A pair of signal leads 144 connect the piezoelectric transducer 118
to the circuit substrate 122. One of the pair of signal leads 144
is coupled to the first 132 and third 136 electrode, and the other
of the pair of signal leads 144 is coupled to the second electrode
134.
[0027] FIG. 4 is an exploded view of the piezoelectric transducer
118 that is included in the electronic apparatus 100 shown in FIGS.
1 and 2. As shown in FIG. 4, the piezoelectric transducer 118
includes a lower mylar substrate 402 that supports a first pattern
of copper traces 404. The first piezoelectric layer 138 includes a
first silver layer 406 on a first surface that faces the lower
mylar substrate 402, and a second silver layer 408 on an opposite
surface. Note that the first pattern of conductive traces 404 faces
the first silver layer 406. A brass shim 410 is interposed between
the first piezoelectric layer 138, and the second piezoelectric
layer 140. The second piezoelectric layer 140 has a third silver
layer 412 on a first surface that faces the brass shim 410, and a
fourth silver layer 414 on an opposite surface. An upper mylar
substrate 416 faces the fourth silver layer 414. The upper mylar
substrate 416 supports a second pattern of copper traces that faces
the fourth silver layer 414. When the piezoelectric transducer 118
is assembled, the first pattern of conductive traces 404 makes
electrical contact with the first silver layer 406, the brass shim
410 makes electrical contact with the second silver layer 408 and
the third silver layer 412, and the second pattern of conductive
traces 418 is in electrical contact with the fourth silver layer
414. The first pattern of conductive traces 404 includes a first
segment 405 that extends on the lower mylar substrate 402 out
beyond a periphery of the first and second piezoelectric layers
138, 140. Similarly, the second pattern of conductive traces 418
includes a second segment 417 that partially overlies the first
segment 405. In the assembled piezoelectric transducer 118, the
first segment 405 and the second segment 417 are brought together
to establish electrical contact. A portion of the first segment 405
that extends beyond the second segment 417 can be used as a
terminal for connection to the aforementioned one or more driving
circuits. Connection to the first segment 405 can be made by
soldering. The brass shim 410 includes a tab 411 that extends
beyond the periphery of the first 138 and second 140 piezoelectric
layers. The tab 411 serves as a terminal for connection to the
aforementioned one or more driving circuits.

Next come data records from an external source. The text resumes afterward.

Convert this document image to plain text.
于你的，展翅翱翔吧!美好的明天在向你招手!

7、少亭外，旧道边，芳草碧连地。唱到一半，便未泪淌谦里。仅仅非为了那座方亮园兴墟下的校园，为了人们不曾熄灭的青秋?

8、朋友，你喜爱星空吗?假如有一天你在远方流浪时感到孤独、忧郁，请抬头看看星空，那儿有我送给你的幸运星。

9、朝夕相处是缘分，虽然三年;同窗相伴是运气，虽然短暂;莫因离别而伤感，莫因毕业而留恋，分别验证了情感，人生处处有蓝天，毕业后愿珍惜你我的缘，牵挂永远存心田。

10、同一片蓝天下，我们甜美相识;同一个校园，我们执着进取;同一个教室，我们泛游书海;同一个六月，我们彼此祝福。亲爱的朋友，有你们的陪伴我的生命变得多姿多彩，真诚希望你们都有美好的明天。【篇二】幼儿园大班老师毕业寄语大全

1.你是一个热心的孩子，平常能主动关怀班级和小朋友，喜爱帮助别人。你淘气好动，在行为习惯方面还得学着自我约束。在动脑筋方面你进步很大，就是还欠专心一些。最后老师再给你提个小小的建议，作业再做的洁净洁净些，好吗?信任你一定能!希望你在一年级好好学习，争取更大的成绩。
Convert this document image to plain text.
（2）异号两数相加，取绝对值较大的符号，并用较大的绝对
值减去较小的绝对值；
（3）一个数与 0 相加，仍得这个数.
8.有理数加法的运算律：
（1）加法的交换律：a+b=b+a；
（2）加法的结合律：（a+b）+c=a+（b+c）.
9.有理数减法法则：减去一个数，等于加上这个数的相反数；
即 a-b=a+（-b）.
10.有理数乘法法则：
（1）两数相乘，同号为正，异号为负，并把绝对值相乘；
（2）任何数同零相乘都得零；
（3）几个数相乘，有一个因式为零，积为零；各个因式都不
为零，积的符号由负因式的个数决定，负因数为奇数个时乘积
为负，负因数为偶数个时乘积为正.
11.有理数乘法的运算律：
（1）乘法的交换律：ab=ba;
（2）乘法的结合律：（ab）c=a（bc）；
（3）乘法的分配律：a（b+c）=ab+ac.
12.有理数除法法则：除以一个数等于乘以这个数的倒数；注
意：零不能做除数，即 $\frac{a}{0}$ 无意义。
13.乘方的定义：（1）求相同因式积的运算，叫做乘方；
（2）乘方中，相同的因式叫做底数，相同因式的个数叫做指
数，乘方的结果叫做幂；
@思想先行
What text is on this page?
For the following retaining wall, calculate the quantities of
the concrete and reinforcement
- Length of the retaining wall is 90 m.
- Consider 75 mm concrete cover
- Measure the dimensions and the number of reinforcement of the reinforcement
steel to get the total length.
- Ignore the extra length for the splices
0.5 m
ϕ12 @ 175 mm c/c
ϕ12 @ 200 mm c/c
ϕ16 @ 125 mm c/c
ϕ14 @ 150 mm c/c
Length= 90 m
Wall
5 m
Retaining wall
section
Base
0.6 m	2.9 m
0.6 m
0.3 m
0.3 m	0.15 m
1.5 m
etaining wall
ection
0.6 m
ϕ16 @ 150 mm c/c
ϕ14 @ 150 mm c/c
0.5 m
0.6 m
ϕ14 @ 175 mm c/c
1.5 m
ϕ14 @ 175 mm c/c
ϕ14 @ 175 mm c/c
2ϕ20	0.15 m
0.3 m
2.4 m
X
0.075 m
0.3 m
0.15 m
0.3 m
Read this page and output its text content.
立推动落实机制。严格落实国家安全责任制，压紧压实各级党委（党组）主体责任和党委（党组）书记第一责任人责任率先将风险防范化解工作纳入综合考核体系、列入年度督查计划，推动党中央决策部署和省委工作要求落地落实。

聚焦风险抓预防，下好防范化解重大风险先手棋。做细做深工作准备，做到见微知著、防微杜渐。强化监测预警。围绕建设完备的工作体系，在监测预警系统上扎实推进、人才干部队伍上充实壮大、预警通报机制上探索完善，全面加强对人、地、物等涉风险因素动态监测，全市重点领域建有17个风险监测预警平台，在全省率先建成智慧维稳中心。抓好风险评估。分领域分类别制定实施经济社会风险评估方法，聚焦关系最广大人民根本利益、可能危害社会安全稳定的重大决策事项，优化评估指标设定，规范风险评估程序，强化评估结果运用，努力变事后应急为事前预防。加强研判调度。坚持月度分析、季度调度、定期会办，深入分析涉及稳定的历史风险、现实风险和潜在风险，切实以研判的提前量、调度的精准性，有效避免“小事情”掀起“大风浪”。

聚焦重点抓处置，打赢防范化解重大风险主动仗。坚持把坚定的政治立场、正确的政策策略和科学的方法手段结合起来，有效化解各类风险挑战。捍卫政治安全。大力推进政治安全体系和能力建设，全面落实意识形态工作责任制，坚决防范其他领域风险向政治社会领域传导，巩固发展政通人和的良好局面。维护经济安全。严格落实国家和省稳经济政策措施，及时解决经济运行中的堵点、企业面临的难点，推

[0028] The first pattern of conductive traces 404 in combination
with the first silver layer 406 serves as the first electrode 132
(FIG. 2). The brass shim 410 in combination with the second 408 and
third 412 silver layers serves as the second electrode 134 (FIG.
2). The second pattern of conductive traces 418 in combination with
the fourth silver layer 414 serves as the third electrode 136 (FIG.
2). The upper 416, and lower 402 mylar layers preferably extend
beyond peripheries of the first 138 and second 140 piezoelectric
layers, and the brass shim 410. Peripheral portions of the upper
and lower mylar layers 402, 416 are preferably bonded together in
the assembled piezoelectric transducer 118.
[0029] The piezoelectric transducer 118 is substantially planar and
has an overall thickness that is small compared to its plan view
dimensions. Each of the piezoelectric layers 138, 140 are
preferably from about 0.18 mm to 0.22 mm thick. The overall
thickness of the piezoelectric transducer 118 is preferably in the
range of 0.6 mm to 0.7 mm. The plan view dimension of the
piezoelectric transducer 118 are preferably equal to a substantial
fraction of the plan view dimensions of the lower housing part 110
of the electronic apparatus 100. Quantitatively, each of the plan
view dimensions is preferably in the range of about 1 to 3.5 cm.
Because the piezoelectric layers 138, 140 are well suited to making
the piezoelectric transducer 118 very thin, the piezoelectric
transducer 118 can be easily integrated with the flat wall 116 of
the lower housing part 110. More generally, the thinness of the
piezoelectric transducer 118 makes it suitable for inclusion in a
variety of portable electronic devices in which space is limited.
The planar geometry of the piezoelectric transducer 118 makes it
suitable for incorporation within the lower housing part 110 wall
116.
[0030] The common polarization direction P1 of the two
piezoelectric layers 138, 140 is indicated in FIG. 4.
Alternatively, the two piezoelectric layers 138, 140 are give
antiparallel polarization directions. In the latter case, the brass
shim 410 can be eliminated, and the resulting piezoelectric
transducer can be driven by applying a signal between the first 132
and third 136 electrodes.
[0031] Piezoelectric transducers of the general type shown in FIGS.
1-3 are available from Active Control Experts of Cambridge MA.
[0032] FIG. 5 is a sectional elevation view of a lower housing part
510 of the electronic apparatus 100 shown in FIG. 1 according to a
second alternative embodiment of the invention, and FIG. 6 is a
magnified view of a portion of the sectional elevation view shown
in FIG. 5. According to the second alternative embodiment, the
lower housing part 510 is made of molded rubber. In the second
alternative embodiment, the piezoelectric transducer 118 is also
unitized with a flat wall 516 of the lower housing part 510. As
shown in FIG. 5, the piezoelectric transducer 118 is embedded
within and surrounded by the rubber of the lower housing part 510.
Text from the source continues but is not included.